The Track


GRADING: 4WD, Medium.

TIME: One Day.

DISTANCE: 143KM, Merrijig return. 

LONGEST DISTANCE WITHOUT FUEL: 158KM, Mansfield to Mirimbah.

BEST TIME OF YEAR: Spring and Summer.

PERMITS AND FEES:   None apply. 

MAPS: Hema's 'The High Country Victoria'


This delightful and often challenging drive around The Bluff starts and ends at the pub at Merrijig, 13km east of Mansfield.

Just 2km from the pub, turn onto the Howqua Tk and climb to the Timbertop Saddle before descending to the Howqua Hills Historic Area, where there are a few private shacks scattered along the Howqua River. You cross the stream and pass through the large and popular Sheepyard Flat camping area before veering left onto Brocks Rd.

You’ll pass a number of delightful camping areas scattered along the Howqua River before the road climbs seriously to Eight Mile Gap. Stay on Brocks Rd as it descends into the Jamieson River valley, passing the short but steep track to Upper Jamieson Hut. From here the road is never far from the river and there are a number of small pleasant campsites established by the Australian Trout Foundation.

The road then climbs away from the stream becoming a more serious and narrower 4WD track along the way as it switches through a number of sharp rocky turns to reach the snow gum shrouded crest of the Great Dividing Range.

The Australian Alps Walking Track, which links the tiny township of Walhalla to distant Canberra, via the high peaks of the continent, passes through here.

From this point, you can also continue east on the King Billy Tk to meet with the Howitt Rd for an easy drive south to Arbuckle Junction and on to Licola.

Our route lays along with the very rocky and rough Bluff Tk, which is slow going all the way past King Billy No. 1 to Lovicks Hut. The route passes through some fine stands of snow gums untouched by recent fires and past an ancient (some say at least 500 years old) large, low, gnarled snow gum that has been declared one of the 50 most significant trees in Victoria. There are some great views along this section of track over the surrounding ranges, which are even better from Picture Point that gives expansive views north to Mt Buller, Mt Stirling, Mt Howitt and the Devils Staircase. However, most good views along here are only available if you park your vehicle and take a short walk. As well, bush campsites (no facilities) can be found, mainly in the grassy saddles amongst the gums.

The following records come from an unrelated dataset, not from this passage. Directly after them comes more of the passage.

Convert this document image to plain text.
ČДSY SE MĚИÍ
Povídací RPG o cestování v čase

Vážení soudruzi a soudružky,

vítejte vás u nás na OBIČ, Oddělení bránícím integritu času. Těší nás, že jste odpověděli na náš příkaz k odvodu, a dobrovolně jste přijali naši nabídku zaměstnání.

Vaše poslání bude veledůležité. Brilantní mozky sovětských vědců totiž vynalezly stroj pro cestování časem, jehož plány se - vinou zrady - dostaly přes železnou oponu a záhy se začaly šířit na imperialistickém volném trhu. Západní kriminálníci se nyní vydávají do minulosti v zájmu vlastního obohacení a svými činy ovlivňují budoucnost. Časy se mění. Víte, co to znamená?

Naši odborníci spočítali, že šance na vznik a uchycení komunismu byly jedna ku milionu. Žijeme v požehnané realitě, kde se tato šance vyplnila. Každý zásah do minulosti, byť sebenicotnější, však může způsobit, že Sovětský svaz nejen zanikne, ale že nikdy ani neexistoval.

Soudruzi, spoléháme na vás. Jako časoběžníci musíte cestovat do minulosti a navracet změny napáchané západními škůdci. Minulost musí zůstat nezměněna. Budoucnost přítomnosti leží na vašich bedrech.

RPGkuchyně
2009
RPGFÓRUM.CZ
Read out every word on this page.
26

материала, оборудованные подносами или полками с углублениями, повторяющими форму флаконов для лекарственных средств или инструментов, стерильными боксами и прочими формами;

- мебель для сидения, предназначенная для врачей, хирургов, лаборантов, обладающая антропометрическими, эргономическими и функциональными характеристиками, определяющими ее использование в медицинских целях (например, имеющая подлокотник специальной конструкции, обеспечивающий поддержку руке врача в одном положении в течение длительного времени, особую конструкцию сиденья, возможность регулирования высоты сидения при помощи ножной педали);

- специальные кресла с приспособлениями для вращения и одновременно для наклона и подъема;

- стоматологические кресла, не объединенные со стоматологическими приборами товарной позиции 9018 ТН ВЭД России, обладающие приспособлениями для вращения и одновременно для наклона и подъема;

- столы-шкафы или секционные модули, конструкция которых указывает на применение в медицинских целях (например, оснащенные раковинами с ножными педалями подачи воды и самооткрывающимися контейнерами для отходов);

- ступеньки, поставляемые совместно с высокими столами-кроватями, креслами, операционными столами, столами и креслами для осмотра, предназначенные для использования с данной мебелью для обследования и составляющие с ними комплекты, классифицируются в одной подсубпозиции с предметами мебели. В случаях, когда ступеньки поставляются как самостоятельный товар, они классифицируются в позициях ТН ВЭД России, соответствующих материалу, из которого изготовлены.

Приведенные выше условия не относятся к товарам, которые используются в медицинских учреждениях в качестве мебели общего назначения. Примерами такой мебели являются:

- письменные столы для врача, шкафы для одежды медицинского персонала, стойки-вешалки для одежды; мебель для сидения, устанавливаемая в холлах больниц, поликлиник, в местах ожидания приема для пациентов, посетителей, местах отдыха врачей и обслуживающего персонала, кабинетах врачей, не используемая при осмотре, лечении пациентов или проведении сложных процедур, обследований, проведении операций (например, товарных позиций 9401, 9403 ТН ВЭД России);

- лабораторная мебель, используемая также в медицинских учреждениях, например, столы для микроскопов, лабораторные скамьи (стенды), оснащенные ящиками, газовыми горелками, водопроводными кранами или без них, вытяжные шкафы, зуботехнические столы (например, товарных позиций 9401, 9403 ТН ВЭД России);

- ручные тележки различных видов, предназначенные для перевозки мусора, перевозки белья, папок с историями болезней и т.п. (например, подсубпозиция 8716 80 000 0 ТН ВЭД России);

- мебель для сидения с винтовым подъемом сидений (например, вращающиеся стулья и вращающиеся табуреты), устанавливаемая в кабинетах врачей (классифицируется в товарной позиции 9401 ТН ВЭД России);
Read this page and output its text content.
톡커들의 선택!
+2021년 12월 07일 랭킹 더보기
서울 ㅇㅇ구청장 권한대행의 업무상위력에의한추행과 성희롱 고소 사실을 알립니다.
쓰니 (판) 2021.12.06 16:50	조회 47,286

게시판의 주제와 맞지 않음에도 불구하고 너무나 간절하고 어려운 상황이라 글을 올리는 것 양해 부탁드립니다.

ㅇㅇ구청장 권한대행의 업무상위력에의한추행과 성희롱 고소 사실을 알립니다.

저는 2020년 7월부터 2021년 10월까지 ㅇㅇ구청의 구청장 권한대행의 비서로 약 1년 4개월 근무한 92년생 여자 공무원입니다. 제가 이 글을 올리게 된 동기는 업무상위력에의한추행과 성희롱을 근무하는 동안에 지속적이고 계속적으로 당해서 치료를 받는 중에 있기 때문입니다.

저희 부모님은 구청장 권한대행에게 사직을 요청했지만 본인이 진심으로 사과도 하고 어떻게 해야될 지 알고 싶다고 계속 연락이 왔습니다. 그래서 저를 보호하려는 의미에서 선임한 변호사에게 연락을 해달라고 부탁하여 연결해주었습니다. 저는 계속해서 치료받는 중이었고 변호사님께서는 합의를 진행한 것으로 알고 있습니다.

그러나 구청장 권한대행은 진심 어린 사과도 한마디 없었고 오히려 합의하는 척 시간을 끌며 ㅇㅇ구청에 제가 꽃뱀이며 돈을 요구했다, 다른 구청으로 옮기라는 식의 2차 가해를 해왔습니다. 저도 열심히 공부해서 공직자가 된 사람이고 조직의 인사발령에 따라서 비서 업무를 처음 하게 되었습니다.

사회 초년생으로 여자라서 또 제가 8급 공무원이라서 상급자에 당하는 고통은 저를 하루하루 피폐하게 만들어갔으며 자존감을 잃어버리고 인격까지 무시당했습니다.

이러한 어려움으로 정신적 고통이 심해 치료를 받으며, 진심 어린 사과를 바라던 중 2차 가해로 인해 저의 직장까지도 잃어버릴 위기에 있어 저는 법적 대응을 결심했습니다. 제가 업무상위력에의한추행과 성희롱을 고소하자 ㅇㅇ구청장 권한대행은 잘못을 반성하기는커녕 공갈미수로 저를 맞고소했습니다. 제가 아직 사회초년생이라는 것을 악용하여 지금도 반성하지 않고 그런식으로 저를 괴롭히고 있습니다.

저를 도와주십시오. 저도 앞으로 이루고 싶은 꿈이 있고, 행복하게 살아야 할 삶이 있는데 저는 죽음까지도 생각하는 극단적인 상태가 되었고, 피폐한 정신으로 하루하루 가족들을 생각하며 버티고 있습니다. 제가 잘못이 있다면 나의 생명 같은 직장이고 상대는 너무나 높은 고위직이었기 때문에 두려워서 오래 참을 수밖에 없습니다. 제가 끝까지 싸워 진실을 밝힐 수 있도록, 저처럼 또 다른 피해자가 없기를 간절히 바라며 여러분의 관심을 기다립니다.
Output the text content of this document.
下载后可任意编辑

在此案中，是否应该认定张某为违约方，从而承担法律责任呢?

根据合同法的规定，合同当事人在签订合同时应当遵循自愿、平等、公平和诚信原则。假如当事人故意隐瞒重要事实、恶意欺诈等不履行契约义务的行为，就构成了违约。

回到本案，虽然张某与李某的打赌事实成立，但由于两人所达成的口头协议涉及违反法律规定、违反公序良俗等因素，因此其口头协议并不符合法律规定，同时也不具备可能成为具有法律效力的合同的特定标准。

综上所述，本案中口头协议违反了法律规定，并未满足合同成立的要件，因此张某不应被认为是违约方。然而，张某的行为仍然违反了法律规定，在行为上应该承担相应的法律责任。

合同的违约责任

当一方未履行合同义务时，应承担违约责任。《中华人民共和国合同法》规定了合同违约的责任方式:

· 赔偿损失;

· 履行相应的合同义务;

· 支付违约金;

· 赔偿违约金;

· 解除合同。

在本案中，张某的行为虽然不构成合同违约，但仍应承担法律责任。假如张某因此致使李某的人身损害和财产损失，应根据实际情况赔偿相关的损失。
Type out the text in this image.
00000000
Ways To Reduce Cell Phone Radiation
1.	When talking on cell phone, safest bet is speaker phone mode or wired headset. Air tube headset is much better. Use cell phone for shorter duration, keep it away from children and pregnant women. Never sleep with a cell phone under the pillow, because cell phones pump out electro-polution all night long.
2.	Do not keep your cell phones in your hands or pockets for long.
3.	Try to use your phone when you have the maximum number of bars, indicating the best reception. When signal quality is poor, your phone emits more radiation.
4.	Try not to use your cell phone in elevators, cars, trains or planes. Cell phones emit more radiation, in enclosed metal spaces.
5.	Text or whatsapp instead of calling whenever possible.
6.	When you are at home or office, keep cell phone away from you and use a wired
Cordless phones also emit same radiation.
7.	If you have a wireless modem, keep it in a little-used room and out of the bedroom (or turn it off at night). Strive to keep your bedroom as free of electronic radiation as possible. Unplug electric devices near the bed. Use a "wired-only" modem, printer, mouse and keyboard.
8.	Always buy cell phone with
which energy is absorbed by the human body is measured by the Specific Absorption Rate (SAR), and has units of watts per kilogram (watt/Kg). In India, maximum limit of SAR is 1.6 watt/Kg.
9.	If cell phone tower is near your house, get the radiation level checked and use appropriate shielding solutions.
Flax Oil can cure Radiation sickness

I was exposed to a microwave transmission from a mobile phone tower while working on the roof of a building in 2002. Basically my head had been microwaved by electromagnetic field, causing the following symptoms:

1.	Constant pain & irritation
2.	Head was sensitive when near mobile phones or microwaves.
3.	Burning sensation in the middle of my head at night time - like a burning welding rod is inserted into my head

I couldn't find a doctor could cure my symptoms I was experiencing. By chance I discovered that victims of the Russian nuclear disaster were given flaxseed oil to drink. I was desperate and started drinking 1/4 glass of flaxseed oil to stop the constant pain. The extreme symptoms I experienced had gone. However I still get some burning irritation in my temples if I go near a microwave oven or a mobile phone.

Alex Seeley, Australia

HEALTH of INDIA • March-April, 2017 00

From Lovicks Hut the track improves as it reaches Bluff Hut then starts to descend where you need to turn right, then left, onto 16 Mile Jeep Tk. This drops steeply in parts to come out again at the beautiful Howqua River at Pikes Flat. The track then climbs a short way from the river and then drops to Bindaree Hut and its large river flat, ideal for camping.

Bindaree Rd is joined a short distance later and this good dirt road climbs the range to Circuit Rd. Along the way, you’ll pass the parking area for Bindaree Falls which is a 10-minute walk from the road. You can wander right under the waterfall; a magnificent experience on a hot day.

Once on Circuit Rd turn left towards Howqua Gap. From Howqua Gap Hut it’s 7km to Telephone Box Junction (TBJ) with its Mt Stirling Resort buildings.

From here Mt Stirling Rd descends to Mirimbah where the bitumen begins at Mt Buller Rd. Turn right, passing Carter Rd near Sawmill Settlement, before returning to Merrijig.


The Stoney and Lovick families have left a lasting impression on the High Country. Eadley Stoney built Bluff Hut with the help of his son, Graeme, in the 1950s, carrying their materials by packhorse.

Eadley Stoney was considered a character and community leader – hardened and moulded by life in the High Country. The mountain behind Bluff Hut was dubbed Mt Eadley Stoney after he died in 1972.

In 1992, Graeme Stoney was elected to the Upper House of State Parliament and spent much of his time advocating for the rights and issues that affected mountain people, something he continues to do today.

The Lovick family was one of the earliest to settle in this region. Charlie Lovick grew up to be a well-known horseman who was Master of Horse for both The Man From Snowy River movies and whose horse, Denni, was ridden in both films.

The Stoney and Lovick families have both been involved in a mixture of farming and grazing, and leading cross-country skiing, hiking and horseriding tours, and sharing their beloved country with anyone who was interested. More recently they have rebuilt the huts destroyed by bushfires and are all involved in their communities including the annual Mountain Cattlemen’s Association of Victoria (MCAV) Get Together – a weekend of horsemanship, bush skills, stories and mateship that everyone who loves the mountains should experience at least once.